Looking at the reasons for failure above, we see a few we can’t quite control at the operational level. Execs gonna exec until the cows come home so we’ll ignore that one. Hoping we’ve not got one of those business magazine, hype-chasing senior managers is another one for the wishlist but hard to control in real-life.
Instead try these three points to increase your project’s chance of making it to the holy land of production deployment:
- Pick the right problem.
Banging your head off a brick wall form the get-go won’t get you anywhere. You have to be realistic about what you are trying to do and how it will ultimately be implemented by the business. If it’s a long shot right at the start, it’ll make it a lot harder to keep bouncing it over the inevitable hurdles you’ll face to get it live further down the road.
- Start small, stay simple.
Ensuring you don’t over-complicate the problem (just because you CAN doesn’t necessarily mean you SHOULD) is the main slogan to stick over your workstation. Simple doesn’t mean basic. It means easier to explain, easier to sell to your management and their management and easier to implement. There are no prizes for taking the hardest road possible just to prove how smart you are. It’s a self defeating policy right out of the blocks. Don’t do it.

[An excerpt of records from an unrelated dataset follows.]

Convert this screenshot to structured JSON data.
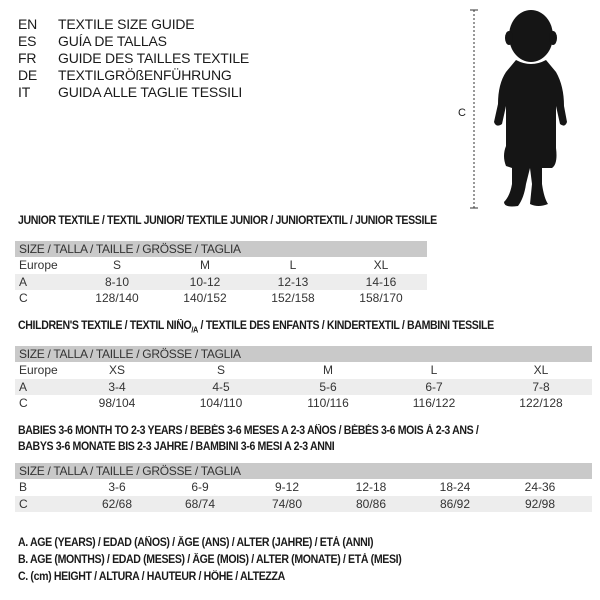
{
  "header": {
    "languages": [
      {
        "code": "EN",
        "label": "TEXTILE SIZE GUIDE"
      },
      {
        "code": "ES",
        "label": "GUÍA DE TALLAS"
      },
      {
        "code": "FR",
        "label": "GUIDE DES TAILLES TEXTILE"
      },
      {
        "code": "DE",
        "label": "TEXTILGRÖßENFÜHRUNG"
      },
      {
        "code": "IT",
        "label": "GUIDA ALLE TAGLIE TESSILI"
      }
    ]
  },
  "figure": {
    "measure_label": "C"
  },
  "junior": {
    "title": "JUNIOR TEXTILE / TEXTIL JUNIOR/ TEXTILE JUNIOR / JUNIORTEXTIL / JUNIOR TESSILE",
    "header": "SIZE / TALLA / TAILLE / GRÖSSE / TAGLIA",
    "rows": [
      {
        "label": "Europe",
        "values": [
          "S",
          "M",
          "L",
          "XL"
        ]
      },
      {
        "label": "A",
        "values": [
          "8-10",
          "10-12",
          "12-13",
          "14-16"
        ]
      },
      {
        "label": "C",
        "values": [
          "128/140",
          "140/152",
          "152/158",
          "158/170"
        ]
      }
    ]
  },
  "children": {
    "title": "CHILDREN'S TEXTILE / TEXTIL NIÑO",
    "title_sub": "/A",
    "title_rest": " / TEXTILE DES ENFANTS / KINDERTEXTIL / BAMBINI TESSILE",
    "header": "SIZE / TALLA / TAILLE / GRÖSSE / TAGLIA",
    "rows": [
      {
        "label": "Europe",
        "values": [
          "XS",
          "S",
          "M",
          "L",
          "XL"
        ]
      },
      {
        "label": "A",
        "values": [
          "3-4",
          "4-5",
          "5-6",
          "6-7",
          "7-8"
        ]
      },
      {
        "label": "C",
        "values": [
          "98/104",
          "104/110",
          "110/116",
          "116/122",
          "122/128"
        ]
      }
    ]
  },
  "babies": {
    "title_line1": "BABIES 3-6 MONTH TO 2-3 YEARS / BEBÉS 3-6 MESES A 2-3 AÑOS / BÉBÉS 3-6 MOIS À 2-3 ANS /",
    "title_line2": "BABYS 3-6 MONATE BIS 2-3 JAHRE / BAMBINI 3-6 MESI A 2-3 ANNI",
    "header": "SIZE / TALLA / TAILLE / GRÖSSE / TAGLIA",
    "rows": [
      {
        "label": "B",
        "values": [
          "3-6",
          "6-9",
          "9-12",
          "12-18",
          "18-24",
          "24-36"
        ]
      },
      {
        "label": "C",
        "values": [
          "62/68",
          "68/74",
          "74/80",
          "80/86",
          "86/92",
          "92/98"
        ]
      }
    ]
  },
  "legend": [
    "A. AGE (YEARS) / EDAD (AÑOS) / ÂGE (ANS) / ALTER (JAHRE) / ETÀ (ANNI)",
    "B. AGE (MONTHS) / EDAD (MESES) / ÂGE (MOIS) / ALTER (MONATE) / ETÀ (MESI)",
    "C. (cm) HEIGHT / ALTURA / HAUTEUR / HÖHE / ALTEZZA"
  ],
  "colors": {
    "header_bar": "#c9c9c9",
    "row_shade": "#ededed",
    "text": "#1a1a1a"
  }
}
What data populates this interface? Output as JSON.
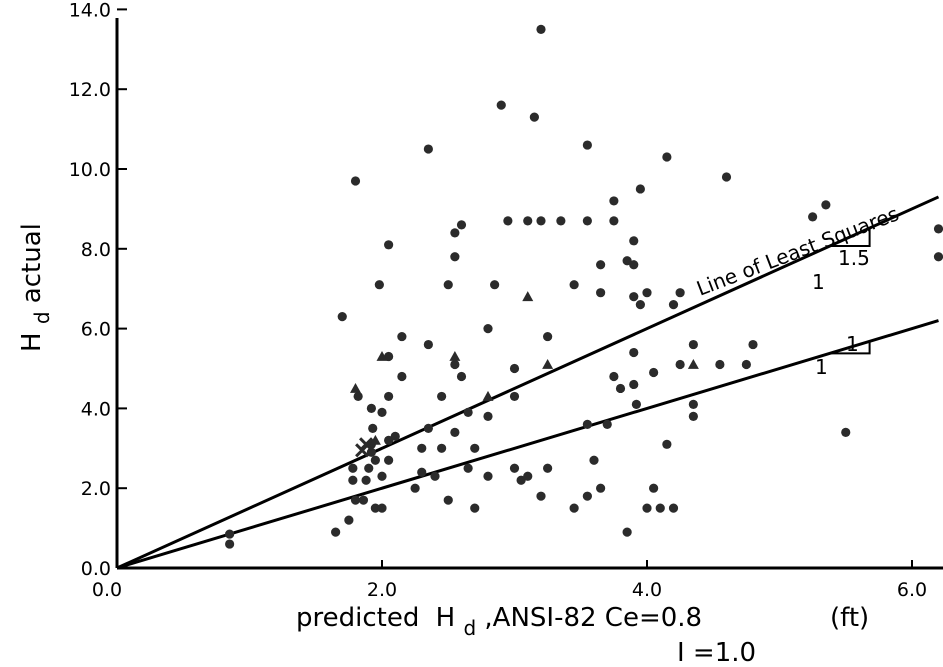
{
  "chart_data": {
    "type": "scatter",
    "xlabel_main": "predicted",
    "xlabel_h": "H",
    "xlabel_sub": "d",
    "xlabel_rest": ",ANSI-82  Ce=0.8",
    "xlabel_units": "(ft)",
    "xlabel_line2": "I =1.0",
    "ylabel_h": "H",
    "ylabel_sub": "d",
    "ylabel_rest": " actual",
    "xlim": [
      0,
      6.2
    ],
    "ylim": [
      0,
      14
    ],
    "x_ticks": [
      {
        "value": 0,
        "label": "0.0"
      },
      {
        "value": 2,
        "label": "2.0"
      },
      {
        "value": 4,
        "label": "4.0"
      },
      {
        "value": 6,
        "label": "6.0"
      }
    ],
    "y_ticks": [
      {
        "value": 0,
        "label": "0.0"
      },
      {
        "value": 2,
        "label": "2.0"
      },
      {
        "value": 4,
        "label": "4.0"
      },
      {
        "value": 6,
        "label": "6.0"
      },
      {
        "value": 8,
        "label": "8.0"
      },
      {
        "value": 10,
        "label": "10.0"
      },
      {
        "value": 12,
        "label": "12.0"
      },
      {
        "value": 14,
        "label": "14.0"
      }
    ],
    "lines": [
      {
        "label": "Line of Least Squares",
        "slope": 1.5,
        "slope_rise_label": "1.5",
        "slope_run_label": "1"
      },
      {
        "label": "",
        "slope": 1.0,
        "slope_rise_label": "1",
        "slope_run_label": "1"
      }
    ],
    "circle_points": [
      [
        0.85,
        0.85
      ],
      [
        0.85,
        0.6
      ],
      [
        1.65,
        0.9
      ],
      [
        1.7,
        6.3
      ],
      [
        1.75,
        1.2
      ],
      [
        1.78,
        2.5
      ],
      [
        1.78,
        2.2
      ],
      [
        1.8,
        1.7
      ],
      [
        1.82,
        4.3
      ],
      [
        1.8,
        9.7
      ],
      [
        1.86,
        1.7
      ],
      [
        1.88,
        2.2
      ],
      [
        1.9,
        2.5
      ],
      [
        1.92,
        2.9
      ],
      [
        1.92,
        3.1
      ],
      [
        1.93,
        3.5
      ],
      [
        1.95,
        2.7
      ],
      [
        1.92,
        4.0
      ],
      [
        1.95,
        1.5
      ],
      [
        2.0,
        1.5
      ],
      [
        2.0,
        2.3
      ],
      [
        1.98,
        7.1
      ],
      [
        2.0,
        3.9
      ],
      [
        2.05,
        2.7
      ],
      [
        2.05,
        3.2
      ],
      [
        2.05,
        4.3
      ],
      [
        2.05,
        5.3
      ],
      [
        2.05,
        8.1
      ],
      [
        2.1,
        3.3
      ],
      [
        2.15,
        4.8
      ],
      [
        2.15,
        5.8
      ],
      [
        2.25,
        2.0
      ],
      [
        2.3,
        2.4
      ],
      [
        2.3,
        3.0
      ],
      [
        2.35,
        3.5
      ],
      [
        2.35,
        5.6
      ],
      [
        2.35,
        10.5
      ],
      [
        2.4,
        2.3
      ],
      [
        2.45,
        3.0
      ],
      [
        2.45,
        4.3
      ],
      [
        2.5,
        1.7
      ],
      [
        2.5,
        7.1
      ],
      [
        2.55,
        3.4
      ],
      [
        2.55,
        5.1
      ],
      [
        2.55,
        7.8
      ],
      [
        2.55,
        8.4
      ],
      [
        2.6,
        4.8
      ],
      [
        2.65,
        2.5
      ],
      [
        2.65,
        3.9
      ],
      [
        2.6,
        8.6
      ],
      [
        2.7,
        1.5
      ],
      [
        2.7,
        3.0
      ],
      [
        2.8,
        2.3
      ],
      [
        2.8,
        3.8
      ],
      [
        2.8,
        6.0
      ],
      [
        2.85,
        7.1
      ],
      [
        2.9,
        11.6
      ],
      [
        2.95,
        8.7
      ],
      [
        3.0,
        2.5
      ],
      [
        3.0,
        4.3
      ],
      [
        3.0,
        5.0
      ],
      [
        3.05,
        2.2
      ],
      [
        3.1,
        2.3
      ],
      [
        3.1,
        8.7
      ],
      [
        3.15,
        11.3
      ],
      [
        3.2,
        1.8
      ],
      [
        3.2,
        8.7
      ],
      [
        3.2,
        13.5
      ],
      [
        3.25,
        2.5
      ],
      [
        3.25,
        5.8
      ],
      [
        3.35,
        8.7
      ],
      [
        3.45,
        1.5
      ],
      [
        3.45,
        7.1
      ],
      [
        3.55,
        1.8
      ],
      [
        3.55,
        3.6
      ],
      [
        3.55,
        8.7
      ],
      [
        3.55,
        10.6
      ],
      [
        3.6,
        2.7
      ],
      [
        3.65,
        2.0
      ],
      [
        3.65,
        6.9
      ],
      [
        3.65,
        7.6
      ],
      [
        3.7,
        3.6
      ],
      [
        3.75,
        4.8
      ],
      [
        3.75,
        8.7
      ],
      [
        3.75,
        9.2
      ],
      [
        3.8,
        4.5
      ],
      [
        3.85,
        0.9
      ],
      [
        3.85,
        7.7
      ],
      [
        3.9,
        4.6
      ],
      [
        3.9,
        5.4
      ],
      [
        3.9,
        6.8
      ],
      [
        3.9,
        8.2
      ],
      [
        3.9,
        7.6
      ],
      [
        3.92,
        4.1
      ],
      [
        3.95,
        6.6
      ],
      [
        3.95,
        9.5
      ],
      [
        4.0,
        1.5
      ],
      [
        4.0,
        6.9
      ],
      [
        4.05,
        2.0
      ],
      [
        4.05,
        4.9
      ],
      [
        4.1,
        1.5
      ],
      [
        4.15,
        3.1
      ],
      [
        4.15,
        10.3
      ],
      [
        4.2,
        1.5
      ],
      [
        4.2,
        6.6
      ],
      [
        4.25,
        5.1
      ],
      [
        4.25,
        6.9
      ],
      [
        4.35,
        3.8
      ],
      [
        4.35,
        4.1
      ],
      [
        4.35,
        5.6
      ],
      [
        4.55,
        5.1
      ],
      [
        4.6,
        9.8
      ],
      [
        4.75,
        5.1
      ],
      [
        4.8,
        5.6
      ],
      [
        5.25,
        8.8
      ],
      [
        5.35,
        9.1
      ],
      [
        5.5,
        3.4
      ],
      [
        6.2,
        7.8
      ],
      [
        6.2,
        8.5
      ]
    ],
    "triangle_points": [
      [
        1.8,
        4.5
      ],
      [
        1.95,
        3.2
      ],
      [
        2.0,
        5.3
      ],
      [
        2.55,
        5.3
      ],
      [
        2.8,
        4.3
      ],
      [
        3.1,
        6.8
      ],
      [
        3.25,
        5.1
      ],
      [
        4.35,
        5.1
      ]
    ],
    "cross_points": [
      [
        1.85,
        2.95
      ],
      [
        1.88,
        3.1
      ]
    ]
  }
}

- Get the right team together to tackle the problem at hand.
Teamwork makes the dream work. Uuggh, I feel dirty even typing that. But it’s true. Office politics and inter-team rivalries will always exist but try and work through them for the greater good. It would amaze absolutely no-one who has ever worked in a corporate environment that the biggest obstacles to success are to be found within your own organization. The "competition" don’t even come into it. Work to overcome that in your project and you’ll have a much higher chance of success.
And it’ll still probably not make the grade.
I don’t want to put a downer on your mood but the odds will still be against you. A 1 in 10 strike rate should be expected in an experimental area like data science where not every idea is going to survive the Proof of Concept stage.
I'm seeing more and more despondency from young analysts and data scientists though when their long-term projects get shit-canned for whatever reason. I've been there myself and it's one of the major learning experiences, even further on in our data careers, that not everything is going to go into production. It's not called Data "Science" for nothing.
Educating the bosses.
Another major problem seems to be a misunderstanding at executive level that every project should be a winner or else the whole discipline is a waste of time. Which ultimately boils down to a lack of basic data literacy at senior levels. This is key to the success of any data-driven strategy and is often overlooked.
As modern data professionals we need to figure out how to educate our business leaders and bring them along with us as data equals. If we don’t we’ll see more and more projects fail and the attention will turn elsewhere for the next magic bullet for business success. And that would be a missed opportunity for all of us: nerds, suits and pen-pushers alike.